Descriptive Statistics Flashcards
Association
A relationship between two variables if knowing the value of one variable is useful (to some degree) in predicting the value of the other variable. There are three aspects of this relationship: direction, strength, and form.
Bar Graph
A graph that displays the distribution of a categorical variable.
Binary Categorical Variable
A categorical variable with only two possible categories, for example, left or right.
Bins or Classes
These are the subintervals of equal length that are used in constructing a histogram.
Bivariate Data
Data for which there are two variables for each observation (for example: x and y)
Boxplot
The graph that illustrates the five-number summary. The boxes are drawn between the quartiles and median.

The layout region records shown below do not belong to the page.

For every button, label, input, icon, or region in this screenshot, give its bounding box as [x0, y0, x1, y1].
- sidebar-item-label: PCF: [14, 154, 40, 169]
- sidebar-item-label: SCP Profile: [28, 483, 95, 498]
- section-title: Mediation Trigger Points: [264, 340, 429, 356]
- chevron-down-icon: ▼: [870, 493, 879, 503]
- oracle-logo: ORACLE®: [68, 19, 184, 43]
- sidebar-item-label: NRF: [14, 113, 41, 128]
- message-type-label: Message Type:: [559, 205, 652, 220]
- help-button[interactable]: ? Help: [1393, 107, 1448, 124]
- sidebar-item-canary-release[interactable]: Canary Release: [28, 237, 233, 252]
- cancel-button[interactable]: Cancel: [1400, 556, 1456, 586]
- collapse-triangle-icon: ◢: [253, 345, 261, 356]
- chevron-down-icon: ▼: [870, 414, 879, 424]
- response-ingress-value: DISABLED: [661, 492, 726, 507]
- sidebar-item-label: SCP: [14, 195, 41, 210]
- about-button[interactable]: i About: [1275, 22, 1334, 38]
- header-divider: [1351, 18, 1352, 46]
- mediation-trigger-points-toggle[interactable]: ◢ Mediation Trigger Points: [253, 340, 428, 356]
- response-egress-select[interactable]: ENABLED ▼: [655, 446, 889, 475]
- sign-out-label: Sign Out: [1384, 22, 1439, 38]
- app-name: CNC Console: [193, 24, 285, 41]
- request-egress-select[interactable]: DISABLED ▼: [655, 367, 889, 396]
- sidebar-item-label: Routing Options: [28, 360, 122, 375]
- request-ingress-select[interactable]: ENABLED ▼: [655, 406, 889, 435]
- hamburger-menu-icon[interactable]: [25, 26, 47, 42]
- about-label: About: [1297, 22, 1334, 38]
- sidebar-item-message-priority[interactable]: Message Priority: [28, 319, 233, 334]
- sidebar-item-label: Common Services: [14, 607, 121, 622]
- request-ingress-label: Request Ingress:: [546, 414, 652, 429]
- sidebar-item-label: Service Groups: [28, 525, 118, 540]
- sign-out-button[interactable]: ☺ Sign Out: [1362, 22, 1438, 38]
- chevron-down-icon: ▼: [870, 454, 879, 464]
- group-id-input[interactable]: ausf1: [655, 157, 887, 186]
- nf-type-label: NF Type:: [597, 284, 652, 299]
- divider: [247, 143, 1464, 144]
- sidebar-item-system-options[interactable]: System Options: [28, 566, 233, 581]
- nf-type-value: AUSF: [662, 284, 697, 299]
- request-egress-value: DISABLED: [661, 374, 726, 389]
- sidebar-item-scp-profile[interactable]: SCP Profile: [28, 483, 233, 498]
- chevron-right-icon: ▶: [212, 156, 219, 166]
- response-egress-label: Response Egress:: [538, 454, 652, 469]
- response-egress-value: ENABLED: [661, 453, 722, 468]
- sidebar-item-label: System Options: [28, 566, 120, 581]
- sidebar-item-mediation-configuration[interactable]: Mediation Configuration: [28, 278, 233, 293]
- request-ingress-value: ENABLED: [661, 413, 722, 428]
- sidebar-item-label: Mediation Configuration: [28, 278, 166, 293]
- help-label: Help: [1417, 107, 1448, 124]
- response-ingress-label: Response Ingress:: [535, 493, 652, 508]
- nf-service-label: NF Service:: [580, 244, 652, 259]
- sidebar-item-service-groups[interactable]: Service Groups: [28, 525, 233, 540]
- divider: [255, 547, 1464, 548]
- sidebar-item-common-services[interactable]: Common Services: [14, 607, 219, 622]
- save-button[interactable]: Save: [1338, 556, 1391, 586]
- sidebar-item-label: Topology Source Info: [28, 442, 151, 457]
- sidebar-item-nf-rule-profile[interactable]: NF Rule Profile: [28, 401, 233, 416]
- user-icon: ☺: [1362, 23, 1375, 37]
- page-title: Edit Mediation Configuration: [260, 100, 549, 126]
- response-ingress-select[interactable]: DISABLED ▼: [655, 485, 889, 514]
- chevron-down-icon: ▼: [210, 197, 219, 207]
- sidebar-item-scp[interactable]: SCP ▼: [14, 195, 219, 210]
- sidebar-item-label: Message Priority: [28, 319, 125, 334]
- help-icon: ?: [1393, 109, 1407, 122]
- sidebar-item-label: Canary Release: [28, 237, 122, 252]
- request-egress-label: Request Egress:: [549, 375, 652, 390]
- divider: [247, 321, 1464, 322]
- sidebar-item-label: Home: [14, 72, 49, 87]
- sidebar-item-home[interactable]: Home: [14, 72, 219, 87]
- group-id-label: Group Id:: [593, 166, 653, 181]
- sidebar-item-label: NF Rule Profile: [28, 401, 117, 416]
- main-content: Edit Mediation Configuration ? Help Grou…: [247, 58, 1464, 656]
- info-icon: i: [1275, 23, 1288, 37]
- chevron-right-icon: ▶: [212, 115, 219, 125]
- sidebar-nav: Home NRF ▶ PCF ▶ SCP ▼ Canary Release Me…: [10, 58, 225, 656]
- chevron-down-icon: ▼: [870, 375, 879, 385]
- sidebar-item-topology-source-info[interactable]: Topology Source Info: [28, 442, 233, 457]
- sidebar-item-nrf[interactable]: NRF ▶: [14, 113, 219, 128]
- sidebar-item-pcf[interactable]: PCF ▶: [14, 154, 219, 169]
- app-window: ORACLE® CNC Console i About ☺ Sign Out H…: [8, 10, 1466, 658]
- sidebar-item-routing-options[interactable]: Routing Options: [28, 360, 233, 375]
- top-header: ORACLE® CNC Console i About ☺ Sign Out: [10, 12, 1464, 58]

The whiskers extend from the quartiles io the minimum or maximum.
Categorical Variable
A variable that records a group designation such as gender or type of vehicle.
Causation
A relationship between two variables that goes a step farther than correlation, stating that a change in the value of the x variable will cause a change in the value of the y variable.
Consistency
This refers to how variable, or spread out, the values in a dataset are for a quantitative variable.
Correlation Coefficient
A number that measures the degree to which two quantitative variables are associated, generally donated by r.
Data
The numbers or categories recorded for the observational units in a study.
Direction
One of the three aspects of association between quantitative variables which refers to whether greater values of one variable tend to occur with greater values of the other variable (positive association) or with smaller variables of the other variable (negative association).
Distribution
The pattern of variation of a variable; with a categorical, distribution means the variable’s possible categories and the proportion of responses in each.
Dotplot
A display of the distribution of relatively small data sets where each data point is represented by a dot.
Empirical Data
With mound-shaped, symmetric distributions, approximately 68% of the observations fall within one standard deviation of the mean, approximately 95% of the observations fall within two standard deviations of the mean, and approximately 99.7% fall within three standard deviations of the mean.
Extrapolation
An attempt to predict the response variable for values of the explanatory variable beyond those contained in the data.
Five-number Summary
The minimum value, lower quartile, median, upper quartile, and maximum value.
Frequency or Count
The number of observational units in a subinterval.
Histogram
A graphical display similar to a dotplot or stemplot, but more feasible when displaying very large data plots. Bars are constructed whose height correspond to the frequency in each subinterval.
Influential (Observation)
When removing an observation from a data set substantially changes the least squares regression equation, the observation is considered influential. Typically, observations that have extreme explanatory (x) value (far below or far above the sample the sample mean) have potential to be influential.
Intercept Coefficient
(Y-Intercept)
The predicted value of the response (y) variable when the explanatory (x) variable has a value of 0 when the least square regression line is used.